We are in phase three of our machine learning project now ̵
I had also spent a few dollars on Amazon Web Services computing time to discover this. Experimentation can be a little expensive. (Hint: If you have a budget, do not use “AutoPilot” mode.)
We had tried some approaches to analyze our collection of 11,000 headlines from 5,500 headline tests – half winners, half losers. First we had taken the whole corpus in comma-separated value form and tried a “Hail Mary” (or, as I see it in retrospect, a “Leeroy Jenkins”) with the Autopilot tool in AWS ‘SageMaker Studio.
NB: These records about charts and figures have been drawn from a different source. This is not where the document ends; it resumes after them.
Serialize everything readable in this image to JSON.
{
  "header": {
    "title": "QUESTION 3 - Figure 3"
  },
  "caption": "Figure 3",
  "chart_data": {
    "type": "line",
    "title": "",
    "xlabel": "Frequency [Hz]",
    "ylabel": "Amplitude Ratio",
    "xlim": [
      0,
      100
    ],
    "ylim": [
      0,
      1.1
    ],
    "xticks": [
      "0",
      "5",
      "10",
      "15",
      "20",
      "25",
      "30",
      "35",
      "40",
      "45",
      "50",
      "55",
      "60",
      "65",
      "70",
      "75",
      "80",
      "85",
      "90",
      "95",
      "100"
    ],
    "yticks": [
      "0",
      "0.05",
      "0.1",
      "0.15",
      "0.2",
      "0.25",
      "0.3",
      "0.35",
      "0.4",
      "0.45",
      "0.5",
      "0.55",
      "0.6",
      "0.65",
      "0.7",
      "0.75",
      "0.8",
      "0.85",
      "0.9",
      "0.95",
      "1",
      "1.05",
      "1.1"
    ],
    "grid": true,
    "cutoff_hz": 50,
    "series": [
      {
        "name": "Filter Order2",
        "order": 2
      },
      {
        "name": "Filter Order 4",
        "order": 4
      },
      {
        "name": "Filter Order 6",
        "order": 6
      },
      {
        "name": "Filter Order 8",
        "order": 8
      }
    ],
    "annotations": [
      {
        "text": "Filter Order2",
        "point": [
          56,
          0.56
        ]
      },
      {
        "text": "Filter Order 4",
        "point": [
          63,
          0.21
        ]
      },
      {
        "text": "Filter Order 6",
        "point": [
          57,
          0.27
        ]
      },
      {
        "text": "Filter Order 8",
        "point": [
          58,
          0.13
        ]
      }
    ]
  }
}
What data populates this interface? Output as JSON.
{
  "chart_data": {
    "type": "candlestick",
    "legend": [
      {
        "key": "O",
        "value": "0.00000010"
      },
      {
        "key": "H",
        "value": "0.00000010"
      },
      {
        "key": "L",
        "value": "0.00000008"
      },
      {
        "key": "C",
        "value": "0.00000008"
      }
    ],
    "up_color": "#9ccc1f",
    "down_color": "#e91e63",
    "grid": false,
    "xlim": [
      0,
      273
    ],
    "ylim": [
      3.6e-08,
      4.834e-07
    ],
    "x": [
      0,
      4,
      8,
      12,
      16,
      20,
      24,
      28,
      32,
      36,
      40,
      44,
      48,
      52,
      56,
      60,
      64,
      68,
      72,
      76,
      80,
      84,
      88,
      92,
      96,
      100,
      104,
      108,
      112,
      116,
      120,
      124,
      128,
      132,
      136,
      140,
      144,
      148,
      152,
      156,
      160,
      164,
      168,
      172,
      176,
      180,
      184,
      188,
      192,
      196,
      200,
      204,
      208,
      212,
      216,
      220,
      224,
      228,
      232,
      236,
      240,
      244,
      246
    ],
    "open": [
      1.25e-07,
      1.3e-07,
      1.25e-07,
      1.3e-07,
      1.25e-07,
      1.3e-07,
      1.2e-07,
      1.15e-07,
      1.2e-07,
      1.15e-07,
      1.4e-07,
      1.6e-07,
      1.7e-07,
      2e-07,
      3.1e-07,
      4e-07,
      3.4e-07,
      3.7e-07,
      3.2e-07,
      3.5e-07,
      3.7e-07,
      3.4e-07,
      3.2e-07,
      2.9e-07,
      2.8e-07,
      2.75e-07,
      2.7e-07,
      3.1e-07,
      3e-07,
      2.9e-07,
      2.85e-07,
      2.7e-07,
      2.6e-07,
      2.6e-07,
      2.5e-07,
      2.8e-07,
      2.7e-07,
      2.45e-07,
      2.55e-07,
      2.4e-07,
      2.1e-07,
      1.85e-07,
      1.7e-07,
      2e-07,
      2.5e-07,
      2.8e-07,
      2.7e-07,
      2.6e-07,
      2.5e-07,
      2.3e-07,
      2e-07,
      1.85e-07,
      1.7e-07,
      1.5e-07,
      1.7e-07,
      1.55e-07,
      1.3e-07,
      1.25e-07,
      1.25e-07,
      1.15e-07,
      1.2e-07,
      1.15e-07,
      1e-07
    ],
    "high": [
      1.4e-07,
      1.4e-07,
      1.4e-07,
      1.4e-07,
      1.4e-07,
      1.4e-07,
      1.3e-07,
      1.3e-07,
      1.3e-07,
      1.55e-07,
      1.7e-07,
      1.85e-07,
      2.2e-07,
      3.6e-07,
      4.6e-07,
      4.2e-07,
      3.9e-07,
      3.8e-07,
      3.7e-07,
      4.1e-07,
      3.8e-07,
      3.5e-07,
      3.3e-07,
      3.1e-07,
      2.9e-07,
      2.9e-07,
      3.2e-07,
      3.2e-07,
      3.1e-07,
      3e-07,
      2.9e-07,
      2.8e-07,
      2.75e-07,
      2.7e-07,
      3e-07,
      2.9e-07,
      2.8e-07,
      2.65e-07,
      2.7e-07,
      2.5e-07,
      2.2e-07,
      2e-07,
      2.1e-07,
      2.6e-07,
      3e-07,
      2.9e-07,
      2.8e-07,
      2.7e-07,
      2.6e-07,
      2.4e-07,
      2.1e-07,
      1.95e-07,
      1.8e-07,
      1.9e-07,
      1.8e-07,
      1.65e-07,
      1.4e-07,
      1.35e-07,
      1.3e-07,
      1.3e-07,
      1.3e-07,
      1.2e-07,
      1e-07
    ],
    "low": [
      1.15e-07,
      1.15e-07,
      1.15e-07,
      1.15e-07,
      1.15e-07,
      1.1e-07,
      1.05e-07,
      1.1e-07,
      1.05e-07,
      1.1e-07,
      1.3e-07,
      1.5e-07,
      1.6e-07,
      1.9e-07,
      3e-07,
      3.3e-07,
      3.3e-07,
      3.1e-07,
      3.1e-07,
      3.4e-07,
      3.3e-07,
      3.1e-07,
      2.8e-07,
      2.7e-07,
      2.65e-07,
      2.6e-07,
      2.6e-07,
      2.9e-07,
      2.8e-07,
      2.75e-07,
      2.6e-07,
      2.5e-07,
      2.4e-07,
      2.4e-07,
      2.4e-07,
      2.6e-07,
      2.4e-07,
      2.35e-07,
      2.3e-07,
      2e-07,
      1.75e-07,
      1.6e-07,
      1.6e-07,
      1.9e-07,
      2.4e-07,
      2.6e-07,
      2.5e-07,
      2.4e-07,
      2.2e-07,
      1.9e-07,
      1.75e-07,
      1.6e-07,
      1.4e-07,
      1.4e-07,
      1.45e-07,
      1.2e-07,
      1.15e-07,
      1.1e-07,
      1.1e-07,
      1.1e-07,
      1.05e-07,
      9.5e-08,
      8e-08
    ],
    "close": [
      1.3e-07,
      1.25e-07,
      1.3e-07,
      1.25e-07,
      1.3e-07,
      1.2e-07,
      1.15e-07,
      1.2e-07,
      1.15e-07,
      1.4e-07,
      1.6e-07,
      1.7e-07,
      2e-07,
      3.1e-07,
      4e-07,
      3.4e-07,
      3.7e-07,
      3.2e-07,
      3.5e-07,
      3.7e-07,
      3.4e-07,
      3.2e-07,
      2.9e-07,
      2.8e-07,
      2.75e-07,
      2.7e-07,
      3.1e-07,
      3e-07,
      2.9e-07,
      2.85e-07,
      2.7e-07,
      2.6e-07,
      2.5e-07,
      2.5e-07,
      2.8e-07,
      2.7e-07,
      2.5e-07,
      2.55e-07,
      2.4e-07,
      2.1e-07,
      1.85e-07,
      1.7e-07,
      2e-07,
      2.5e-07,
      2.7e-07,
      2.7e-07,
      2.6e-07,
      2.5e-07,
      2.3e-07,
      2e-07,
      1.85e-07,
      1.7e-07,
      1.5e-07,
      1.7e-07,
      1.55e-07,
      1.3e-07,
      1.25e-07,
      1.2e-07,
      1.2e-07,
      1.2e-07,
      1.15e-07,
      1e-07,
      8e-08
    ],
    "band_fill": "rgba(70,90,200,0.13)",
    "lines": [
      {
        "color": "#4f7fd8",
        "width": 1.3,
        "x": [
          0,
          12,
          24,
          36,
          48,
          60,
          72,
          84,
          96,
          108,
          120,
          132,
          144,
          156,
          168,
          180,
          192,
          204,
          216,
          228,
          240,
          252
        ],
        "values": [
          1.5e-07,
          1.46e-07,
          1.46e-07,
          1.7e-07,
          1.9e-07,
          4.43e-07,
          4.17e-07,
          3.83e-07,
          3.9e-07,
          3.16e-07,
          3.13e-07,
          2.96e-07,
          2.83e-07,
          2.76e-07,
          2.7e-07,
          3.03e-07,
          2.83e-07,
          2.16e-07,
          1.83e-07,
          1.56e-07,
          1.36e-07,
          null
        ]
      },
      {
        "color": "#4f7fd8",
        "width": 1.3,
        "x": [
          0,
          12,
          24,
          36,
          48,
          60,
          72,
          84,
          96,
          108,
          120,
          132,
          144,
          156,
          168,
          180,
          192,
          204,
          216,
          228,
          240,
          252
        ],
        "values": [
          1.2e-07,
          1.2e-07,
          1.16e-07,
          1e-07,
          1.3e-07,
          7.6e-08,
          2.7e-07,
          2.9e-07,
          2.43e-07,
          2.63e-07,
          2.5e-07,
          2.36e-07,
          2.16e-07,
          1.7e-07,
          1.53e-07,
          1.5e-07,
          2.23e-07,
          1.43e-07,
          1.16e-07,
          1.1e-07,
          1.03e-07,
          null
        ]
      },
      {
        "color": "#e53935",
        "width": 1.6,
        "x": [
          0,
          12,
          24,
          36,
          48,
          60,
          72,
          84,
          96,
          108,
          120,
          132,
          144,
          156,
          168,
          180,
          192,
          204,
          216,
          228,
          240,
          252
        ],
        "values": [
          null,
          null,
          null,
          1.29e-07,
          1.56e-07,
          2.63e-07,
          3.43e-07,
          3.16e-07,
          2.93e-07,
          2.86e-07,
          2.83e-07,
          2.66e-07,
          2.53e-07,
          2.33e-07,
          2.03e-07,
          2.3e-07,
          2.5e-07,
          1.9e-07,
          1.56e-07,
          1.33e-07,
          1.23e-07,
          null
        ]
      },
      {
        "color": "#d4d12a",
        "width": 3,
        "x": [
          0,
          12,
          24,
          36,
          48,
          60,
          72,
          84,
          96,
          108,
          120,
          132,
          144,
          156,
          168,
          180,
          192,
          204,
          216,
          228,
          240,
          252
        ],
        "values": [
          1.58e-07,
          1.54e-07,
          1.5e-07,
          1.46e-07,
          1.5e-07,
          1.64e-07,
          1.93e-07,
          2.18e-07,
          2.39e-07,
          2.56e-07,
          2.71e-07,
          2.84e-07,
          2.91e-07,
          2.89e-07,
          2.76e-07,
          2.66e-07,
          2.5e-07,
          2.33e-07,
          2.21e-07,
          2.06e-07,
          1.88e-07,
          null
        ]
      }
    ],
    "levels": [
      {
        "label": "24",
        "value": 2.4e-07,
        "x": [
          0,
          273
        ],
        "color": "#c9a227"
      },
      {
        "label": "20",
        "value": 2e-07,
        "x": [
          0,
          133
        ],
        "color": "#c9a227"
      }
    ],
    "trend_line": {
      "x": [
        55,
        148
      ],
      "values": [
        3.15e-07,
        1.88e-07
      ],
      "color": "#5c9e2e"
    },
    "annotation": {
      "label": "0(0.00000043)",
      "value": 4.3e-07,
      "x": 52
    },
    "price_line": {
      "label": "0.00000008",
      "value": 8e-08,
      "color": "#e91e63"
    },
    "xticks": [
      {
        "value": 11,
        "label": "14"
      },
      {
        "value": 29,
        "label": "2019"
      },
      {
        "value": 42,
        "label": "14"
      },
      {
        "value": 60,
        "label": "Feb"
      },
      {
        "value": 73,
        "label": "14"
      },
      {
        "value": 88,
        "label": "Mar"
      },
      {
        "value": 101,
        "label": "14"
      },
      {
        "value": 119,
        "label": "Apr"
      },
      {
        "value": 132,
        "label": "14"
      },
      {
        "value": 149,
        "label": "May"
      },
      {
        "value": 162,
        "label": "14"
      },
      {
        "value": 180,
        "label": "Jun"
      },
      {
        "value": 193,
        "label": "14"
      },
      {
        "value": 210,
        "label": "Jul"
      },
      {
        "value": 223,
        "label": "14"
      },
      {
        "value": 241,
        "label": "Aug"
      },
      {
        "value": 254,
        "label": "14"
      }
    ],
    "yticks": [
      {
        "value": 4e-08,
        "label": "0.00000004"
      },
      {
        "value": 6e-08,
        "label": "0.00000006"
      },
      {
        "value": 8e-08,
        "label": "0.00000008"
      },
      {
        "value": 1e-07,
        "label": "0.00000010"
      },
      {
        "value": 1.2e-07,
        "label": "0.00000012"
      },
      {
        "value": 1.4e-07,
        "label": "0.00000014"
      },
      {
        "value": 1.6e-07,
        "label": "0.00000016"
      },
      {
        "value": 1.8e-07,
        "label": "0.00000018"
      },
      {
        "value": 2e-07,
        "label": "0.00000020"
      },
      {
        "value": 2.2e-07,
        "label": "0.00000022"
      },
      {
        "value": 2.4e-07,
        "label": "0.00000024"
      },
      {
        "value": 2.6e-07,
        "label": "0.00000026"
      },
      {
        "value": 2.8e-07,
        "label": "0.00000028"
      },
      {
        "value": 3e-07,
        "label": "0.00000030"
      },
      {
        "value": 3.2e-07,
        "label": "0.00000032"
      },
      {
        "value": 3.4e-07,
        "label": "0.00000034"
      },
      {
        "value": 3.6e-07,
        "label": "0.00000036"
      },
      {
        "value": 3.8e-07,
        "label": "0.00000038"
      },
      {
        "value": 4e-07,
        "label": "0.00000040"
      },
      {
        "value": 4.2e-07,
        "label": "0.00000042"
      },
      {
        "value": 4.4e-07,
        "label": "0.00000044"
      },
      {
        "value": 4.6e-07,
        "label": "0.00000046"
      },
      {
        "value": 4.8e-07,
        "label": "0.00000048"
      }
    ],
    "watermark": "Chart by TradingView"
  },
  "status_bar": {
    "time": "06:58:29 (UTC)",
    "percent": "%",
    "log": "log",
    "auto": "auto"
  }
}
This came back with an accuracy result in validation of 53 percent. This turns out not to be so bad, in retrospect, because when I used a model specifically built for natural language processing – AWS ‘BlazingText – the result was 49 percent accuracy, or even worse than a coin toss. (If a lot of this sounds like nonsense, by the way, I recommend watching Part 2, where I go a lot more over these tools.)
It was both a little comforting and also a little discouraging that AWS technical evangelist Julien Simon had a similar lack of luck with our data. Trying an alternative model with our dataset in binary classification mode gave only an accuracy rate of 53 to 54 percent. So now it was time to find out what was going on, and if we could fix it with a few adjustments to the learning model. Otherwise, it may be time to take a completely different approach.